LeFaso.net, l'actualité Burkinabé sur le net
Proverbe du Jour : “Avec de la persévérance et de l’endurance, nous pouvons obtenir tout ce que nous voulons.” Mike Tyson

Lassina Bonkoungou (technicien à Malabo) : « Sur l’île, des compatriotes rament tels des galériens »

Publié le vendredi 3 février 2012 à 01h09min

PARTAGER :                          

Originaire de Latodin, dans la province du Passoré, Lassina Bonkoungou est à Malabo depuis huit mois où il exerce dans une entreprise de la place dans la transmission en communication. En si peu de temps, il a réussi à s’intégrer et se débrouille même en espagnol. Selon lui, la rue est la meilleure école pour apprendre cette langue. Depuis son arrivée dans la capitale équato-guinéenne, il a fait connaissance avec beaucoup de ses compatriotes et affirme que nombre d’entre eux, sur cette île pourtant riche, rament tels des galériens.
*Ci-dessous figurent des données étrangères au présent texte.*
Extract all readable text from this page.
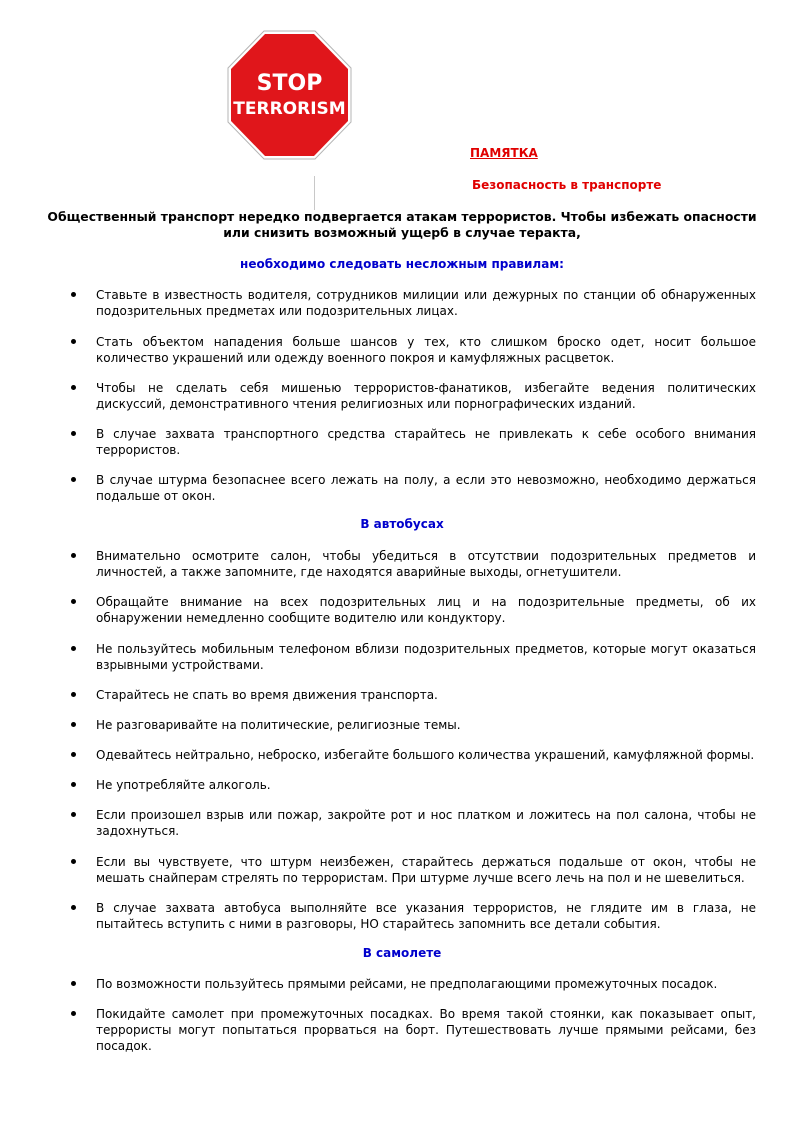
STOP
TERRORISM
ПАМЯТКА
Безопасность в транспорте
Общественный транспорт нередко подвергается атакам террористов. Чтобы избежать опасности или снизить возможный ущерб в случае теракта,
необходимо следовать несложным правилам:
Ставьте в известность водителя, сотрудников милиции или дежурных по станции об обнаруженных подозрительных предметах или подозрительных лицах.
Стать объектом нападения больше шансов у тех, кто слишком броско одет, носит большое количество украшений или одежду военного покроя и камуфляжных расцветок.
Чтобы не сделать себя мишенью террористов-фанатиков, избегайте ведения политических дискуссий, демонстративного чтения религиозных или порнографических изданий.
В случае захвата транспортного средства старайтесь не привлекать к себе особого внимания террористов.
В случае штурма безопаснее всего лежать на полу, а если это невозможно, необходимо держаться подальше от окон.
В автобусах
Внимательно осмотрите салон, чтобы убедиться в отсутствии подозрительных предметов и личностей, а также запомните, где находятся аварийные выходы, огнетушители.
Обращайте внимание на всех подозрительных лиц и на подозрительные предметы, об их обнаружении немедленно сообщите водителю или кондуктору.
Не пользуйтесь мобильным телефоном вблизи подозрительных предметов, которые могут оказаться взрывными устройствами.
Старайтесь не спать во время движения транспорта.
Не разговаривайте на политические, религиозные темы.
Одевайтесь нейтрально, неброско, избегайте большого количества украшений, камуфляжной формы.
Не употребляйте алкоголь.
Если произошел взрыв или пожар, закройте рот и нос платком и ложитесь на пол салона, чтобы не задохнуться.
Если вы чувствуете, что штурм неизбежен, старайтесь держаться подальше от окон, чтобы не мешать снайперам стрелять по террористам. При штурме лучше всего лечь на пол и не шевелиться.
В случае захвата автобуса выполняйте все указания террористов, не глядите им в глаза, не пытайтесь вступить с ними в разговоры, НО старайтесь запомнить все детали события.
В самолете
По возможности пользуйтесь прямыми рейсами, не предполагающими промежуточных посадок.
Покидайте самолет при промежуточных посадках. Во время такой стоянки, как показывает опыт, террористы могут попытаться прорваться на борт. Путешествовать лучше прямыми рейсами, без посадок.
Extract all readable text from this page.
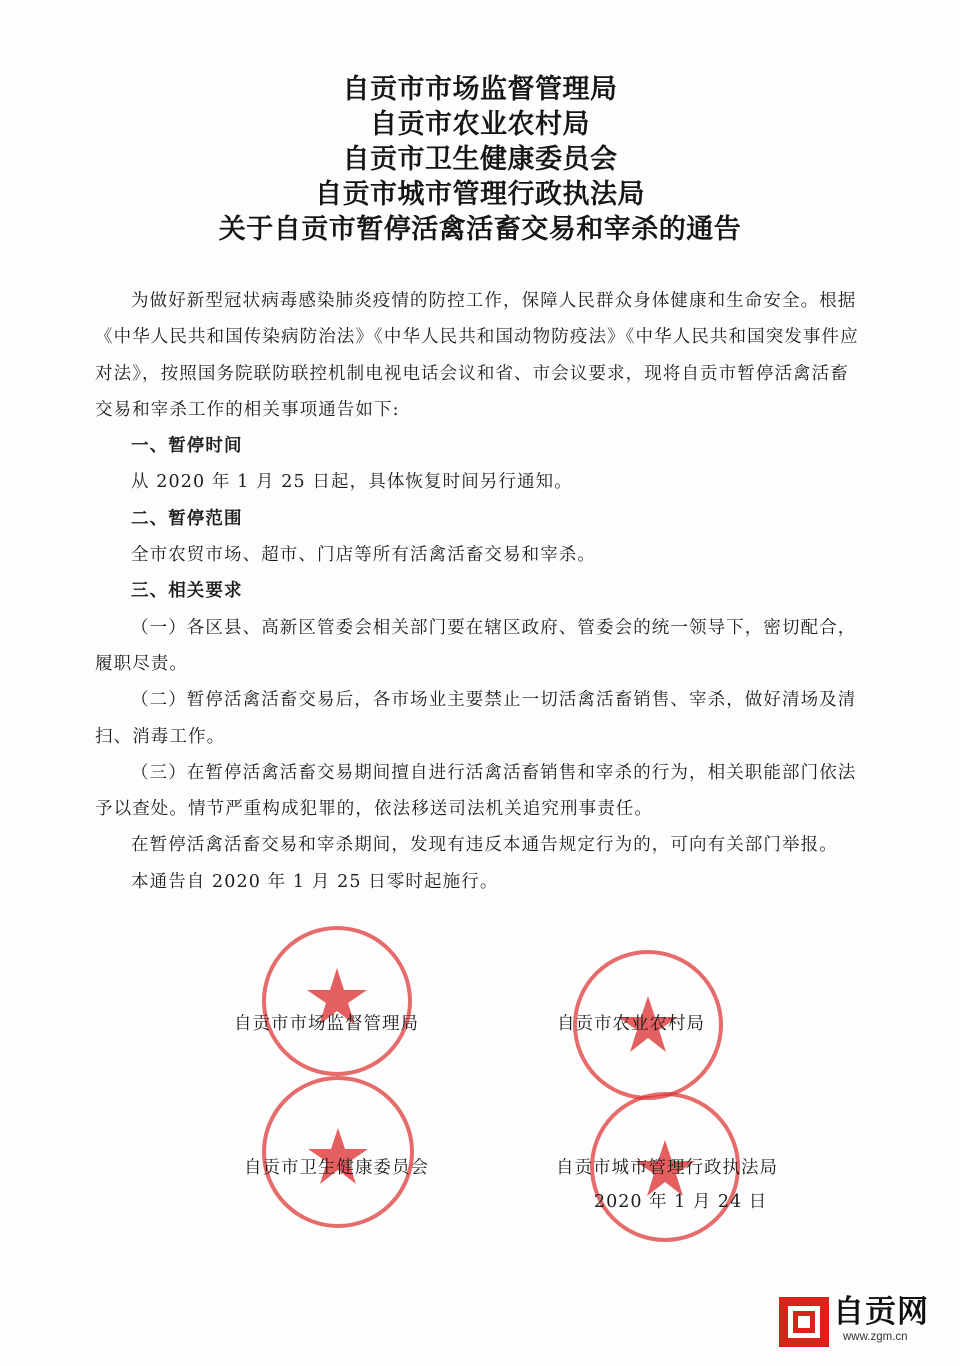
自贡市市场监督管理局
自贡市农业农村局
自贡市卫生健康委员会
自贡市城市管理行政执法局
关于自贡市暂停活禽活畜交易和宰杀的通告

为做好新型冠状病毒感染肺炎疫情的防控工作，保障人民群众身体健康和生命安全。根据《中华人民共和国传染病防治法》《中华人民共和国动物防疫法》《中华人民共和国突发事件应对法》，按照国务院联防联控机制电视电话会议和省、市会议要求，现将自贡市暂停活禽活畜交易和宰杀工作的相关事项通告如下:

一、暂停时间

从 2020 年 1 月 25 日起，具体恢复时间另行通知。

二、暂停范围

全市农贸市场、超市、门店等所有活禽活畜交易和宰杀。

三、相关要求

（一）各区县、高新区管委会相关部门要在辖区政府、管委会的统一领导下，密切配合，履职尽责。

（二）暂停活禽活畜交易后，各市场业主要禁止一切活禽活畜销售、宰杀，做好清场及清扫、消毒工作。

（三）在暂停活禽活畜交易期间擅自进行活禽活畜销售和宰杀的行为，相关职能部门依法予以查处。情节严重构成犯罪的，依法移送司法机关追究刑事责任。

在暂停活禽活畜交易和宰杀期间，发现有违反本通告规定行为的，可向有关部门举报。

本通告自 2020 年 1 月 25 日零时起施行。

自贡市市场监督管理局	自贡市农业农村局
自贡市卫生健康委员会	自贡市城市管理行政执法局
2020 年 1 月 24 日
自贡网
www.zgm.cn
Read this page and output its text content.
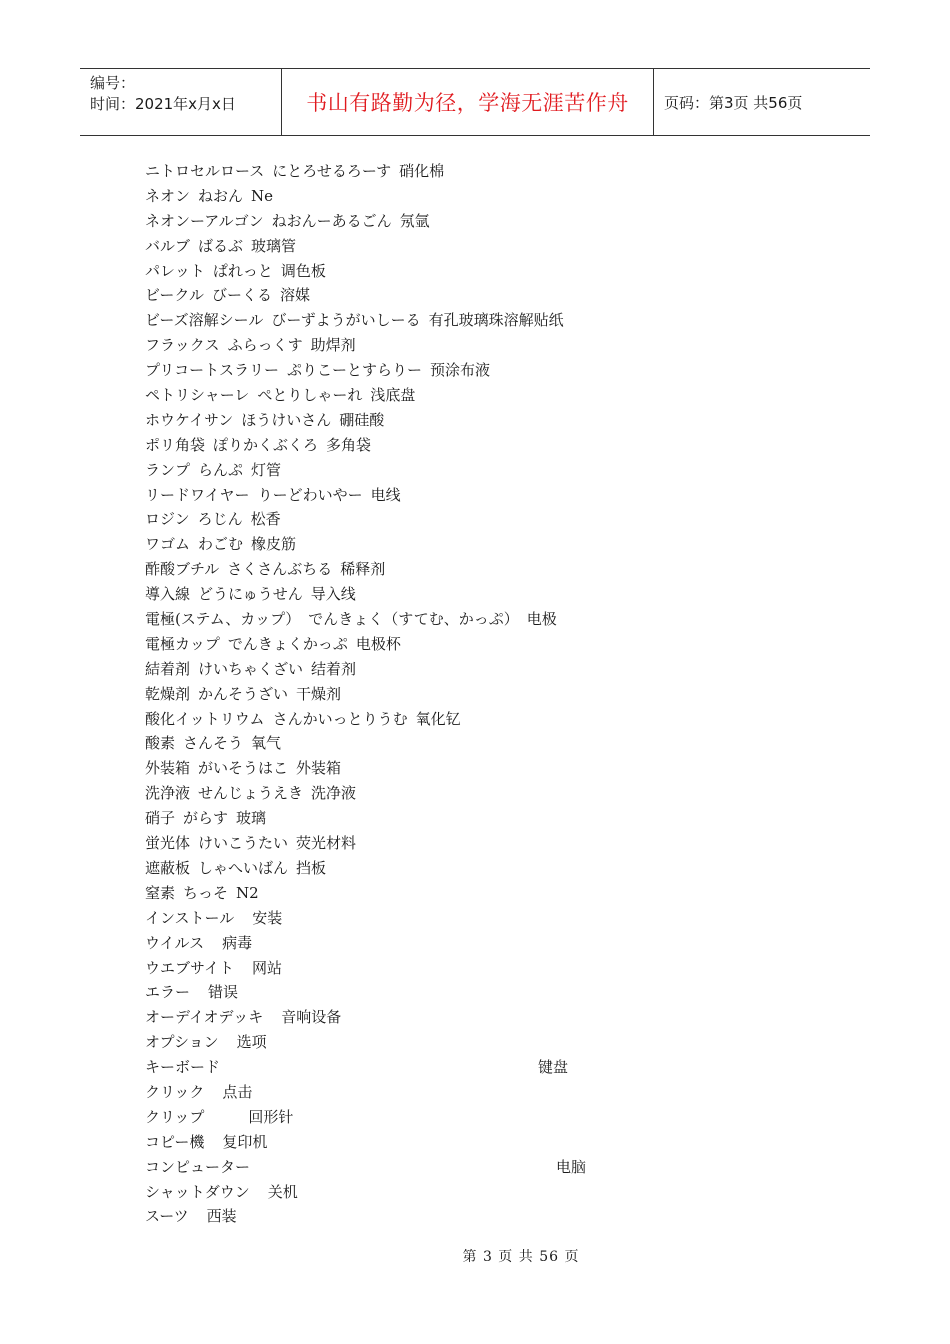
编号：
时间：2021年x月x日	书山有路勤为径，学海无涯苦作舟 页码：第3页 共56页
ニトロセルロース にとろせるろーす 硝化棉
ネオン ねおん Ne
ネオンーアルゴン ねおんーあるごん 氖氩
バルブ ばるぶ 玻璃管
パレット ぱれっと 调色板
ビークル びーくる 溶媒
ビーズ溶解シール びーずようがいしーる 有孔玻璃珠溶解贴纸
フラックス ふらっくす 助焊剂
プリコートスラリー ぷりこーとすらりー 预涂布液
ペトリシャーレ ぺとりしゃーれ 浅底盘
ホウケイサン ほうけいさん 硼硅酸
ポリ角袋 ぽりかくぶくろ 多角袋
ランプ らんぷ 灯管
リードワイヤー りーどわいやー 电线
ロジン ろじん 松香
ワゴム わごむ 橡皮筋
酢酸ブチル さくさんぶちる 稀释剂
導入線 どうにゅうせん 导入线
電極(ステム、カップ） でんきょく（すてむ、かっぷ） 电极
電極カップ でんきょくかっぷ 电极杯
結着剤 けいちゃくざい 结着剂
乾燥剤 かんそうざい 干燥剂
酸化イットリウム さんかいっとりうむ 氧化钇
酸素 さんそう 氧气
外装箱 がいそうはこ 外装箱
洗浄液 せんじょうえき 洗净液
硝子 がらす 玻璃
蛍光体 けいこうたい 荧光材料
遮蔽板 しゃへいばん 挡板
窒素 ちっそ N2
インストール 安装
ウイルス 病毒
ウエブサイト 网站
エラー 错误
オーデイオデッキ 音响设备
オプション 选项
キーボード	键盘
クリック 点击
クリップ	回形针
コピー機 复印机
コンピューター	电脑
シャットダウン 关机
スーツ 西装
第 3 页 共 56 页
Comment t’es-tu retrouvé à Malabo ?

• Je me suis retrouvé à Malabo par l’intermédiaire d’un ami qui fait le même travail que moi dans la transmission en communication.

Cet ami est de quelle nationalité ?

• Il est Burkinabè comme moi.

Dans quelle entreprise travailles-tu ?

• Je préfère ne pas donner le nom de cette société parce que j’interviens aussi chez nos concurrents. Je suis dans la télécommunication et je travaille sur les pylônes. J’interviens aussi dans le montage des antennes paraboliques à une certaine hauteur, c’est-à-dire la transmission d’une localité à une autre.
J’ai le niveau de la terminale, mais je n’ai pas fait d’école de télécommunication. J’ai appris sur le tas et j’ai eu la chance d’apprendre ce métier avec un directeur technique qui est employé dans une société à Ouaga. C’est avec lui que j’ai eu des notions et je me considère un peu comme un technicien autodidacte.

Depuis quand es-tu en Guinée-Equatoriale ?

• Cela fait exactement huit mois que je suis dans ce pays.

Par quel moyen es-tu arrivé à Malabo ?

• C’est de Ouaga que je suis venu en Guinée-Equatoriale en passant par Douala au Cameroun. J’avais des papiers qui me permettaient de venir ici sans visa.

Dans ce cas, on peut considérer que tu es un privilégié.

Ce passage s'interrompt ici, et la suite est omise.